“Didn’t that strike you as rather strange?”

“Oh, no, sir. We didn’t know he had been out all night. It was only after he’d gone that we heard what happened. Dr Ingelow—that’s the rector o’ Wandsborough—he came over to ‘The Silver Fleece’ in the afternoon, and was in a great state because the gentleman had gone.”

“That’ll do, Grainger. You may stand down.”

Very black for the prisoner were things looking now. The jury wore an unusually grave expression of countenance, and even among the audience all levity was hushed in the intense anxiety attendant on the dread issue.

“Unless Windgate can prove an alibi, he’s done,” whispered a sporting junior to another. “Take you two to one on it in sovs if you like, Rogers.”

“Dunno. Think I won’t. Isn’t it rather queer form to bet on a fellow’s life,” was the reply.

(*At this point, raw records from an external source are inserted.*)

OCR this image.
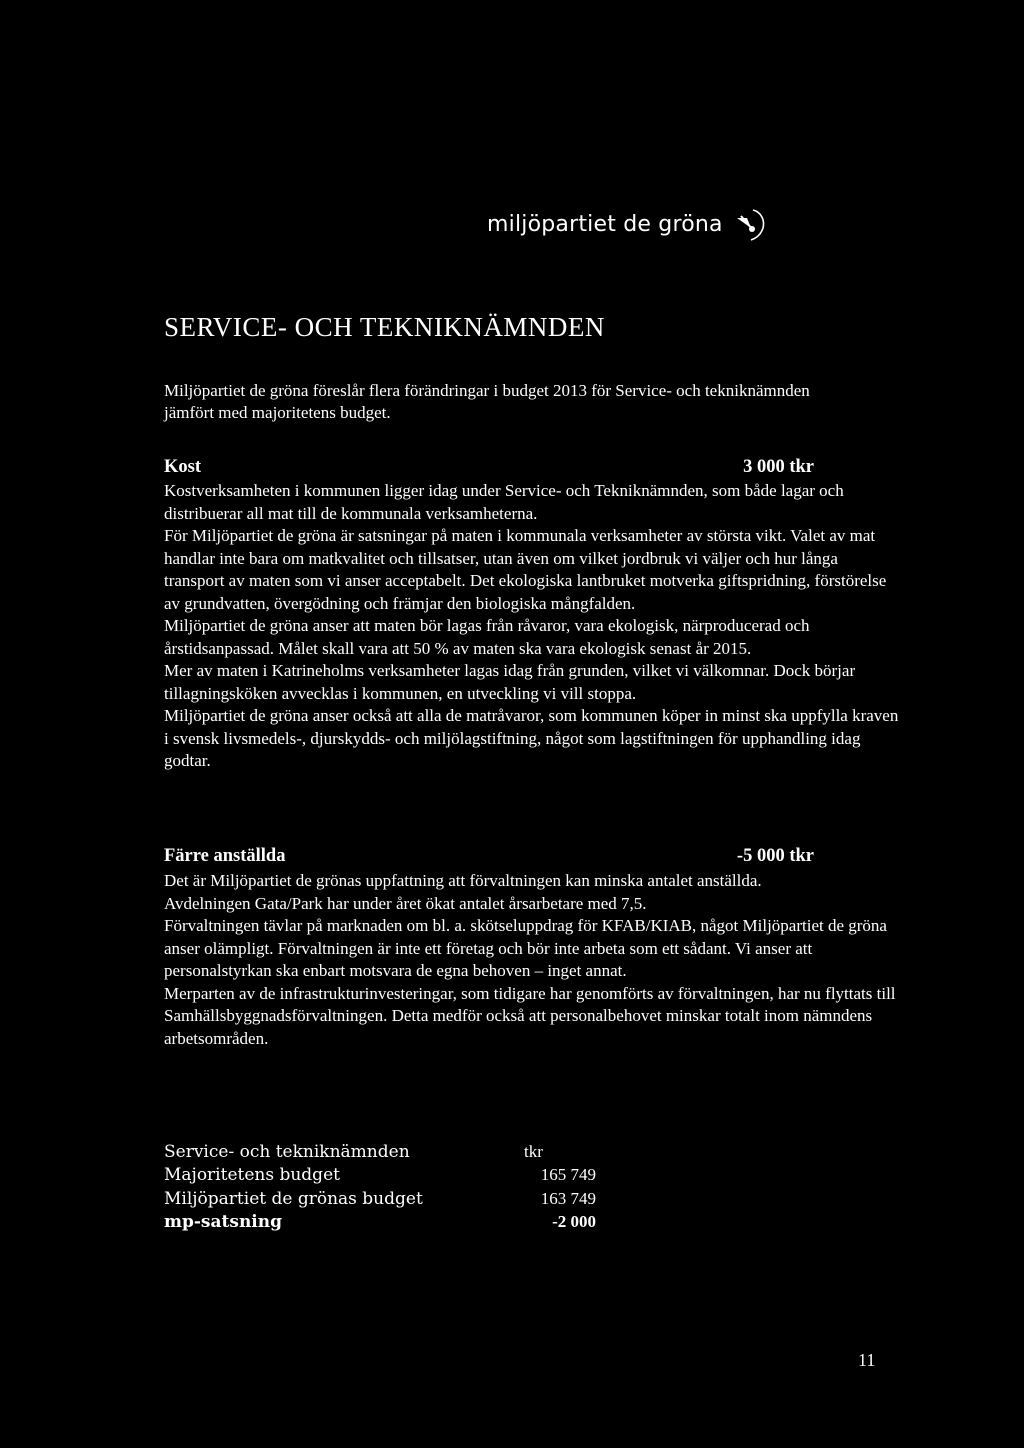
miljöpartiet de gröna
SERVICE- OCH TEKNIKNÄMNDEN

Miljöpartiet de gröna föreslår flera förändringar i budget 2013 för Service- och tekniknämnden jämfört med majoritetens budget.

Kost	3 000 tkr

Kostverksamheten i kommunen ligger idag under Service- och Tekniknämnden, som både lagar och distribuerar all mat till de kommunala verksamheterna.

För Miljöpartiet de gröna är satsningar på maten i kommunala verksamheter av största vikt. Valet av mat handlar inte bara om matkvalitet och tillsatser, utan även om vilket jordbruk vi väljer och hur långa transport av maten som vi anser acceptabelt. Det ekologiska lantbruket motverka giftspridning, förstörelse av grundvatten, övergödning och främjar den biologiska mångfalden.

Miljöpartiet de gröna anser att maten bör lagas från råvaror, vara ekologisk, närproducerad och årstidsanpassad. Målet skall vara att 50 % av maten ska vara ekologisk senast år 2015.

Mer av maten i Katrineholms verksamheter lagas idag från grunden, vilket vi välkomnar. Dock börjar tillagningsköken avvecklas i kommunen, en utveckling vi vill stoppa.

Miljöpartiet de gröna anser också att alla de matråvaror, som kommunen köper in minst ska uppfylla kraven i svensk livsmedels-, djurskydds- och miljölagstiftning, något som lagstiftningen för upphandling idag godtar.

Färre anställda	-5 000 tkr

Det är Miljöpartiet de grönas uppfattning att förvaltningen kan minska antalet anställda.

Avdelningen Gata/Park har under året ökat antalet årsarbetare med 7,5.

Förvaltningen tävlar på marknaden om bl. a. skötseluppdrag för KFAB/KIAB, något Miljöpartiet de gröna anser olämpligt. Förvaltningen är inte ett företag och bör inte arbeta som ett sådant. Vi anser att personalstyrkan ska enbart motsvara de egna behoven – inget annat.

Merparten av de infrastrukturinvesteringar, som tidigare har genomförts av förvaltningen, har nu flyttats till Samhällsbyggnadsförvaltningen. Detta medför också att personalbehovet minskar totalt inom nämndens arbetsområden.

Service- och tekniknämnden	tkr
Majoritetens budget	165 749
Miljöpartiet de grönas budget	163 749
mp-satsning	-2 000
11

Although the remark was unheard by him, it exactly rendered Mr Windgate’s reflections. That damning recognition—or half-recognition—of Grainger’s had simply lost the case, and he would have given much had it never been made. For he was on his mettle now. The case was a highly sensational one—just the thing to put a crowning point on his reputation if he had come out of it successfully, but now ‘that infernal Benham’ had been too sharp for him. Just one of his ferrety ideas, that about the clock being tampered with—and in this instance Windgate was shrewd enough to see that it had told with fatal effect. He wished again and again he had not been fool enough to undertake the defence of a man who would give him simply nothing to go upon. And he could not even prove an alibi.

The next witness was Brown, the verger of Wandsborough church. His evidence was short and straightforward. He had a recollection of a stranger coming into church on the evening in question, towards the middle of the service. He certainly never thought of recognising Mr Dorrien in him, nor had he since. He knew Mr Dorrien well, too—he often attended Wandsborough church. It must have been considerably earlier than half-past eight when the stranger came in, because the service on ordinary Sunday evenings was nearly always over by that time. As to distances and times, he, Brown, could not speak. He was an old man now, and never had been much of a walker. The only thing he could be positive about was that the stranger had left the church a little before half-past eight, and he certainly had no suspicion that it was Mr Dorrien, either at the time, or since.

Him the prosecution declined to cross-examine.

“I shall call the Rev. Laurence Turner,” said Mr Windgate.